Dissident proclaims
'Cuban Spring'
By Tom Carter. The
Washington Times. March 18, 2004.
Oswaldo Paya, Cuba's most internationally
celebrated opposition figure, yesterday
proclaimed "Cuban Spring" in a
letter released to mark the anniversary
of a government crackdown on dissidents.
In homage to the 1968 Prague Spring, in
which Czech dissidents and artists protested
against communism before a brutal Soviet
crackdown, Mr. Paya said the suffering of
Cuban dissidents had focused the world's
attention on President Fidel Castro's regime.
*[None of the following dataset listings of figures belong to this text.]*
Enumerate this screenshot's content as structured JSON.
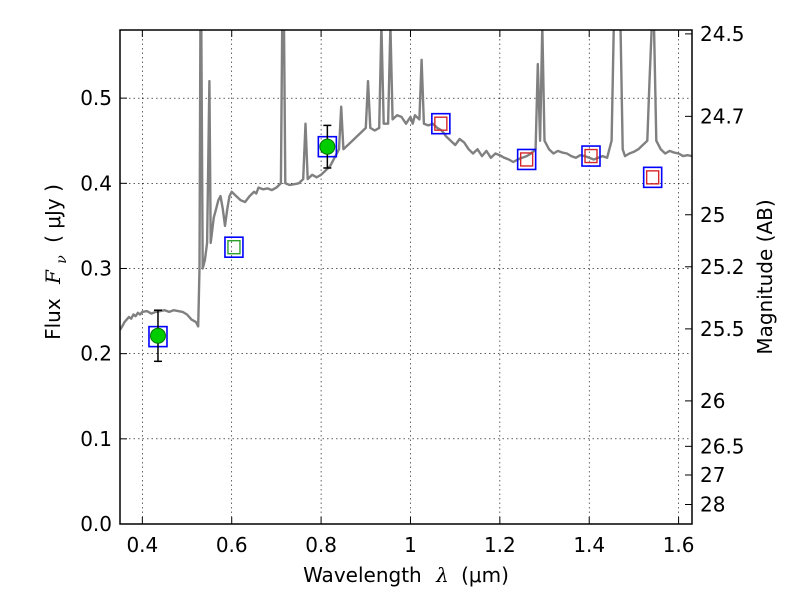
{
  "chart_data": {
    "type": "line",
    "xlabel_prefix": "Wavelength",
    "xlabel_symbol": "λ",
    "xlabel_unit": "(μm)",
    "ylabel_prefix": "Flux",
    "ylabel_symbol": "F",
    "ylabel_subscript": "ν",
    "ylabel_unit": "( μJy )",
    "y2label": "Magnitude (AB)",
    "xlim": [
      0.35,
      1.63
    ],
    "ylim": [
      0.0,
      0.58
    ],
    "grid": true,
    "x_ticks": [
      {
        "value": 0.4,
        "label": "0.4"
      },
      {
        "value": 0.6,
        "label": "0.6"
      },
      {
        "value": 0.8,
        "label": "0.8"
      },
      {
        "value": 1.0,
        "label": "1"
      },
      {
        "value": 1.2,
        "label": "1.2"
      },
      {
        "value": 1.4,
        "label": "1.4"
      },
      {
        "value": 1.6,
        "label": "1.6"
      }
    ],
    "y_ticks": [
      {
        "value": 0.0,
        "label": "0.0"
      },
      {
        "value": 0.1,
        "label": "0.1"
      },
      {
        "value": 0.2,
        "label": "0.2"
      },
      {
        "value": 0.3,
        "label": "0.3"
      },
      {
        "value": 0.4,
        "label": "0.4"
      },
      {
        "value": 0.5,
        "label": "0.5"
      }
    ],
    "y2_ticks": [
      {
        "value": 24.5,
        "label": "24.5"
      },
      {
        "value": 24.7,
        "label": "24.7"
      },
      {
        "value": 25.0,
        "label": "25"
      },
      {
        "value": 25.2,
        "label": "25.2"
      },
      {
        "value": 25.5,
        "label": "25.5"
      },
      {
        "value": 26.0,
        "label": "26"
      },
      {
        "value": 26.5,
        "label": "26.5"
      },
      {
        "value": 27.0,
        "label": "27"
      },
      {
        "value": 28.0,
        "label": "28"
      }
    ],
    "model_spectrum": {
      "color": "#808080",
      "points": [
        [
          0.35,
          0.228
        ],
        [
          0.355,
          0.232
        ],
        [
          0.36,
          0.237
        ],
        [
          0.365,
          0.24
        ],
        [
          0.37,
          0.243
        ],
        [
          0.375,
          0.241
        ],
        [
          0.38,
          0.246
        ],
        [
          0.385,
          0.244
        ],
        [
          0.39,
          0.248
        ],
        [
          0.395,
          0.246
        ],
        [
          0.4,
          0.249
        ],
        [
          0.41,
          0.25
        ],
        [
          0.42,
          0.247
        ],
        [
          0.43,
          0.249
        ],
        [
          0.44,
          0.25
        ],
        [
          0.45,
          0.251
        ],
        [
          0.46,
          0.249
        ],
        [
          0.47,
          0.251
        ],
        [
          0.48,
          0.25
        ],
        [
          0.49,
          0.249
        ],
        [
          0.5,
          0.246
        ],
        [
          0.51,
          0.24
        ],
        [
          0.52,
          0.237
        ],
        [
          0.525,
          0.232
        ],
        [
          0.528,
          0.3
        ],
        [
          0.53,
          0.585
        ],
        [
          0.532,
          0.585
        ],
        [
          0.535,
          0.3
        ],
        [
          0.54,
          0.31
        ],
        [
          0.545,
          0.33
        ],
        [
          0.55,
          0.52
        ],
        [
          0.553,
          0.33
        ],
        [
          0.56,
          0.36
        ],
        [
          0.565,
          0.37
        ],
        [
          0.57,
          0.38
        ],
        [
          0.575,
          0.385
        ],
        [
          0.58,
          0.37
        ],
        [
          0.585,
          0.35
        ],
        [
          0.59,
          0.37
        ],
        [
          0.595,
          0.385
        ],
        [
          0.6,
          0.39
        ],
        [
          0.61,
          0.385
        ],
        [
          0.62,
          0.38
        ],
        [
          0.63,
          0.378
        ],
        [
          0.64,
          0.385
        ],
        [
          0.65,
          0.39
        ],
        [
          0.655,
          0.388
        ],
        [
          0.66,
          0.395
        ],
        [
          0.67,
          0.393
        ],
        [
          0.68,
          0.394
        ],
        [
          0.69,
          0.392
        ],
        [
          0.7,
          0.395
        ],
        [
          0.71,
          0.4
        ],
        [
          0.713,
          0.585
        ],
        [
          0.717,
          0.585
        ],
        [
          0.72,
          0.4
        ],
        [
          0.73,
          0.398
        ],
        [
          0.74,
          0.399
        ],
        [
          0.75,
          0.4
        ],
        [
          0.76,
          0.405
        ],
        [
          0.765,
          0.47
        ],
        [
          0.77,
          0.405
        ],
        [
          0.78,
          0.41
        ],
        [
          0.79,
          0.407
        ],
        [
          0.8,
          0.41
        ],
        [
          0.81,
          0.415
        ],
        [
          0.82,
          0.42
        ],
        [
          0.825,
          0.425
        ],
        [
          0.83,
          0.43
        ],
        [
          0.84,
          0.44
        ],
        [
          0.845,
          0.49
        ],
        [
          0.85,
          0.44
        ],
        [
          0.86,
          0.445
        ],
        [
          0.87,
          0.45
        ],
        [
          0.88,
          0.455
        ],
        [
          0.89,
          0.46
        ],
        [
          0.9,
          0.465
        ],
        [
          0.905,
          0.52
        ],
        [
          0.91,
          0.465
        ],
        [
          0.92,
          0.462
        ],
        [
          0.93,
          0.465
        ],
        [
          0.935,
          0.585
        ],
        [
          0.94,
          0.47
        ],
        [
          0.95,
          0.47
        ],
        [
          0.955,
          0.585
        ],
        [
          0.96,
          0.475
        ],
        [
          0.97,
          0.48
        ],
        [
          0.98,
          0.478
        ],
        [
          0.99,
          0.47
        ],
        [
          1.0,
          0.478
        ],
        [
          1.005,
          0.47
        ],
        [
          1.01,
          0.48
        ],
        [
          1.02,
          0.475
        ],
        [
          1.025,
          0.545
        ],
        [
          1.03,
          0.47
        ],
        [
          1.04,
          0.468
        ],
        [
          1.05,
          0.47
        ],
        [
          1.06,
          0.465
        ],
        [
          1.07,
          0.462
        ],
        [
          1.08,
          0.455
        ],
        [
          1.09,
          0.45
        ],
        [
          1.1,
          0.445
        ],
        [
          1.11,
          0.452
        ],
        [
          1.12,
          0.448
        ],
        [
          1.13,
          0.44
        ],
        [
          1.14,
          0.435
        ],
        [
          1.15,
          0.44
        ],
        [
          1.16,
          0.432
        ],
        [
          1.17,
          0.438
        ],
        [
          1.18,
          0.43
        ],
        [
          1.19,
          0.435
        ],
        [
          1.2,
          0.433
        ],
        [
          1.21,
          0.43
        ],
        [
          1.22,
          0.428
        ],
        [
          1.23,
          0.425
        ],
        [
          1.24,
          0.428
        ],
        [
          1.25,
          0.43
        ],
        [
          1.26,
          0.432
        ],
        [
          1.27,
          0.435
        ],
        [
          1.28,
          0.44
        ],
        [
          1.285,
          0.54
        ],
        [
          1.29,
          0.45
        ],
        [
          1.295,
          0.585
        ],
        [
          1.3,
          0.45
        ],
        [
          1.31,
          0.44
        ],
        [
          1.32,
          0.435
        ],
        [
          1.33,
          0.438
        ],
        [
          1.34,
          0.436
        ],
        [
          1.35,
          0.435
        ],
        [
          1.36,
          0.432
        ],
        [
          1.37,
          0.43
        ],
        [
          1.38,
          0.433
        ],
        [
          1.39,
          0.432
        ],
        [
          1.4,
          0.43
        ],
        [
          1.41,
          0.428
        ],
        [
          1.42,
          0.43
        ],
        [
          1.43,
          0.432
        ],
        [
          1.44,
          0.43
        ],
        [
          1.45,
          0.45
        ],
        [
          1.455,
          0.585
        ],
        [
          1.47,
          0.585
        ],
        [
          1.475,
          0.44
        ],
        [
          1.48,
          0.432
        ],
        [
          1.49,
          0.435
        ],
        [
          1.5,
          0.437
        ],
        [
          1.51,
          0.44
        ],
        [
          1.52,
          0.445
        ],
        [
          1.53,
          0.45
        ],
        [
          1.535,
          0.52
        ],
        [
          1.54,
          0.585
        ],
        [
          1.545,
          0.585
        ],
        [
          1.55,
          0.45
        ],
        [
          1.56,
          0.44
        ],
        [
          1.57,
          0.435
        ],
        [
          1.58,
          0.438
        ],
        [
          1.59,
          0.436
        ],
        [
          1.6,
          0.435
        ],
        [
          1.61,
          0.432
        ],
        [
          1.62,
          0.433
        ],
        [
          1.63,
          0.432
        ]
      ]
    },
    "model_photometry": {
      "color": "#0000ff",
      "points": [
        [
          0.435,
          0.22
        ],
        [
          0.605,
          0.325
        ],
        [
          0.814,
          0.443
        ],
        [
          1.068,
          0.47
        ],
        [
          1.26,
          0.428
        ],
        [
          1.404,
          0.432
        ],
        [
          1.542,
          0.407
        ]
      ]
    },
    "upper_limits": {
      "color": "#d62728",
      "points": [
        [
          1.068,
          0.47
        ],
        [
          1.26,
          0.428
        ],
        [
          1.404,
          0.432
        ],
        [
          1.542,
          0.407
        ]
      ]
    },
    "marginal_detections": {
      "color": "#2ca02c",
      "points": [
        [
          0.605,
          0.325
        ]
      ]
    },
    "detections": {
      "color": "#00cc00",
      "points": [
        {
          "x": 0.435,
          "y": 0.221,
          "yerr": 0.03
        },
        {
          "x": 0.814,
          "y": 0.443,
          "yerr": 0.025
        }
      ]
    }
  }
}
"They are in cages, without space,
even though they fought for the freedom
of all," he said of 75 dissidents who
have been jailed since their arrest last
year, most for their participation in a
petition campaign demanding basic human
rights.
Mr. Paya said they are "hated, even
though they preach forgiveness and reconciliation;
humiliated and scorned, even though they
have defended the dignity and rights of
all; threatened with death even though they
are defenders of life. ...
"From the darkness of their cells,
they are proclaiming the Cuban Spring, which
is the hope for all people," he wrote
in the letter, released yesterday by the
National Democratic Institute in Washington.
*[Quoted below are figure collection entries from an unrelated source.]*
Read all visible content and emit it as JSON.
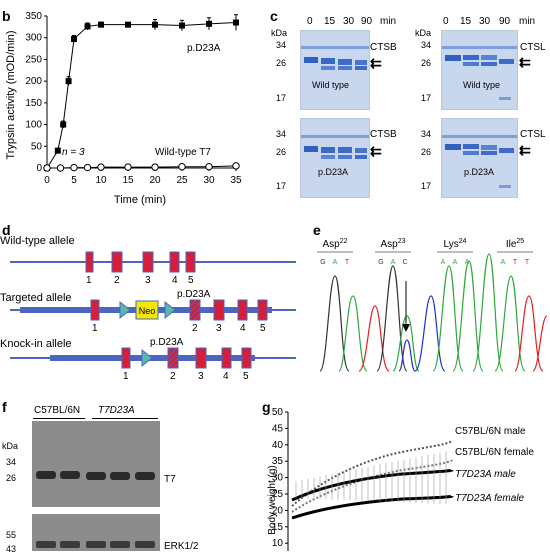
{
  "panels": {
    "b": "b",
    "c": "c",
    "d": "d",
    "e": "e",
    "f": "f",
    "g": "g"
  },
  "panel_b": {
    "ylabel": "Trypsin activity (mOD/min)",
    "xlabel": "Time (min)",
    "yticks": [
      "0",
      "50",
      "100",
      "150",
      "200",
      "250",
      "300",
      "350"
    ],
    "xticks": [
      "0",
      "5",
      "10",
      "15",
      "20",
      "25",
      "30",
      "35"
    ],
    "series1_label": "p.D23A",
    "series2_label": "Wild-type T7",
    "n_label": "n = 3"
  },
  "chart_data": {
    "type": "line",
    "xlabel": "Time (min)",
    "ylabel": "Trypsin activity (mOD/min)",
    "xlim": [
      0,
      35
    ],
    "ylim": [
      0,
      350
    ],
    "series": [
      {
        "name": "p.D23A",
        "x": [
          0,
          2,
          3,
          4,
          5,
          7.5,
          10,
          15,
          20,
          25,
          30,
          35
        ],
        "y": [
          0,
          40,
          100,
          200,
          297,
          326,
          330,
          330,
          330,
          328,
          332,
          335
        ],
        "err": [
          0,
          5,
          8,
          10,
          8,
          8,
          6,
          5,
          12,
          12,
          14,
          18
        ]
      },
      {
        "name": "Wild-type T7",
        "x": [
          0,
          2.5,
          5,
          7.5,
          10,
          15,
          20,
          25,
          30,
          35
        ],
        "y": [
          0,
          0,
          1,
          1,
          2,
          2,
          2,
          3,
          3,
          5
        ],
        "err": [
          0,
          0,
          0,
          0,
          0,
          0,
          0,
          0,
          0,
          0
        ]
      }
    ]
  },
  "panel_c": {
    "kda": "kDa",
    "time_header": [
      "0",
      "15",
      "30",
      "90",
      "min"
    ],
    "markers": [
      "34",
      "26",
      "17"
    ],
    "ctsb": "CTSB",
    "ctsl": "CTSL",
    "wild_type": "Wild type",
    "d23a": "p.D23A"
  },
  "panel_d": {
    "wt_allele": "Wild-type allele",
    "targeted_allele": "Targeted allele",
    "knockin_allele": "Knock-in allele",
    "neo": "Neo",
    "mutation": "p.D23A",
    "wt_exons": [
      "1",
      "2",
      "3",
      "4",
      "5"
    ],
    "targeted_exons": [
      "1",
      "2",
      "3",
      "4",
      "5"
    ],
    "knockin_exons": [
      "1",
      "2",
      "3",
      "4",
      "5"
    ]
  },
  "panel_e": {
    "residues": [
      {
        "aa": "Asp",
        "num": "22",
        "bases": [
          "G",
          "A",
          "T"
        ]
      },
      {
        "aa": "Asp",
        "num": "23",
        "bases": [
          "G",
          "A",
          "C"
        ]
      },
      {
        "aa": "Lys",
        "num": "24",
        "bases": [
          "A",
          "A",
          "A"
        ]
      },
      {
        "aa": "Ile",
        "num": "25",
        "bases": [
          "A",
          "T",
          "T"
        ]
      }
    ]
  },
  "panel_f": {
    "kda": "kDa",
    "strain1": "C57BL/6N",
    "strain2": "T7D23A",
    "markers_top": [
      "34",
      "26"
    ],
    "markers_bottom": [
      "55",
      "43"
    ],
    "t7": "T7",
    "erk": "ERK1/2"
  },
  "panel_g": {
    "ylabel": "Body weight (g)",
    "yticks": [
      "50",
      "45",
      "40",
      "35",
      "30",
      "25",
      "20",
      "15",
      "10"
    ],
    "legend": [
      "C57BL/6N male",
      "C57BL/6N female",
      "T7D23A male",
      "T7D23A female"
    ]
  }
}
In March last year, Cuba began arresting
dozens of dissidents, opposition figures,
independent journalists, economists and
librarians, in the biggest crackdown on
government dissent in years.
Many of those arrested were associated
with Mr. Paya's Varela Project, which collected
tens of thousands of signatures in an attempt
to force the government to hold a referendum
on democratic reforms.
In one-day show trials, 75 rights activists
were given sentences of six to 28 years.
Among the imprisoned was Julio Antonio Valdes,
who is now in need of a kidney transplant.
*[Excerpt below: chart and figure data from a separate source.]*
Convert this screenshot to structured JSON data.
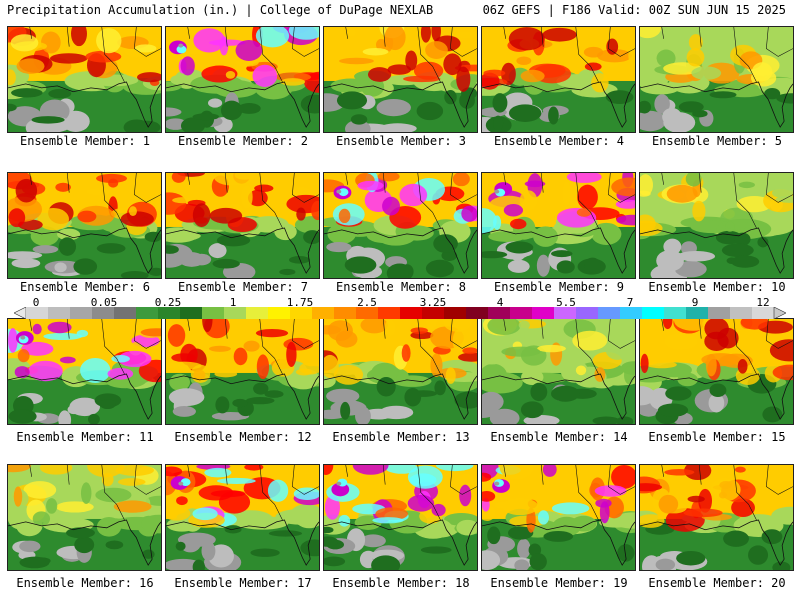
{
  "header": {
    "left": "Precipitation Accumulation (in.) | College of DuPage NEXLAB",
    "right": "06Z GEFS | F186 Valid: 00Z SUN JUN 15 2025"
  },
  "label_prefix": "Ensemble Member: ",
  "members": [
    {
      "n": "1",
      "style": "a",
      "seed": 1
    },
    {
      "n": "2",
      "style": "b",
      "seed": 2
    },
    {
      "n": "3",
      "style": "a",
      "seed": 3
    },
    {
      "n": "4",
      "style": "c",
      "seed": 4
    },
    {
      "n": "5",
      "style": "d",
      "seed": 5
    },
    {
      "n": "6",
      "style": "c",
      "seed": 6
    },
    {
      "n": "7",
      "style": "c",
      "seed": 7
    },
    {
      "n": "8",
      "style": "b",
      "seed": 8
    },
    {
      "n": "9",
      "style": "b",
      "seed": 9
    },
    {
      "n": "10",
      "style": "d",
      "seed": 10
    },
    {
      "n": "11",
      "style": "b",
      "seed": 11
    },
    {
      "n": "12",
      "style": "c",
      "seed": 12
    },
    {
      "n": "13",
      "style": "a",
      "seed": 13
    },
    {
      "n": "14",
      "style": "d",
      "seed": 14
    },
    {
      "n": "15",
      "style": "c",
      "seed": 15
    },
    {
      "n": "16",
      "style": "d",
      "seed": 16
    },
    {
      "n": "17",
      "style": "b",
      "seed": 17
    },
    {
      "n": "18",
      "style": "b",
      "seed": 18
    },
    {
      "n": "19",
      "style": "b",
      "seed": 19
    },
    {
      "n": "20",
      "style": "c",
      "seed": 20
    }
  ],
  "colorbar": {
    "colors": [
      "#d6d6d6",
      "#bdbdbd",
      "#a6a6a6",
      "#8c8c8c",
      "#737373",
      "#3d9a3d",
      "#2b852b",
      "#1f6e1f",
      "#77c043",
      "#a8d85a",
      "#e7ef3a",
      "#fff200",
      "#ffd700",
      "#ffb000",
      "#ff8c00",
      "#ff6a00",
      "#ff3a00",
      "#e60000",
      "#c40000",
      "#a00000",
      "#800020",
      "#a0005a",
      "#c8008c",
      "#e000c8",
      "#cc66ff",
      "#9966ff",
      "#6699ff",
      "#33ccff",
      "#00ffff",
      "#40e0d0",
      "#20b2aa",
      "#a0a0a0",
      "#c0c0c0",
      "#d8d8d8"
    ],
    "ticks": [
      "0",
      "0.05",
      "0.25",
      "1",
      "1.75",
      "2.5",
      "3.25",
      "4",
      "5.5",
      "7",
      "9",
      "12"
    ]
  }
}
"My husband is dying slowly,"
his wife, Cruz Delia Aguilar, said Tuesday
in Havana. "I ask for his release into
the hands of the International Red Cross."
An envoy appointed by the U.N. high commissioner
for human rights to probe Cuban abuses,
French magistrate Christine Chanet, said
last month dozens of Cuban dissidents were
being held in alarming physical and psychological
conditions.
Her report, which also faults the U.S.
economic embargo on Cuba, is being presented
in Geneva this week as the United Nations
gathers to discuss human rights in the world.
The U.S. delegation there is working to
get a declaration passed condemning Cuba's
abuses.
For its part, the Cuban government is
protesting the inclusion on the American
delegation of Luis Zuniga Rey, a Cuban who
spent 19 years in Cuba's prison system and
who remains active against the Cuban government.
In a report released on Tuesday, Amnesty
International said: "The Cuban authorities
must immediately and unconditionally release
all prisoners of conscience."
The Amnesty Report details cases of withholding
medical care, solitary confinement and other
abuses of the prisoners. Cuba does not allow
either the United Nations or the Red Cross
access to its prisoners.
Prisoners' wives in Havana told wire service
reporters that a dozen of the jailed dissidents,
several of them over 60 years old, have
been taken to a hospital for treatment.
These include economist and former diplomat
Oscar Espinosa Chepe, who suffers from cirrhosis.
"They are killing him," said
his wife, Miriam Leyva. "I ask the
government to set all 75 free because their
only crime was to express their ideas."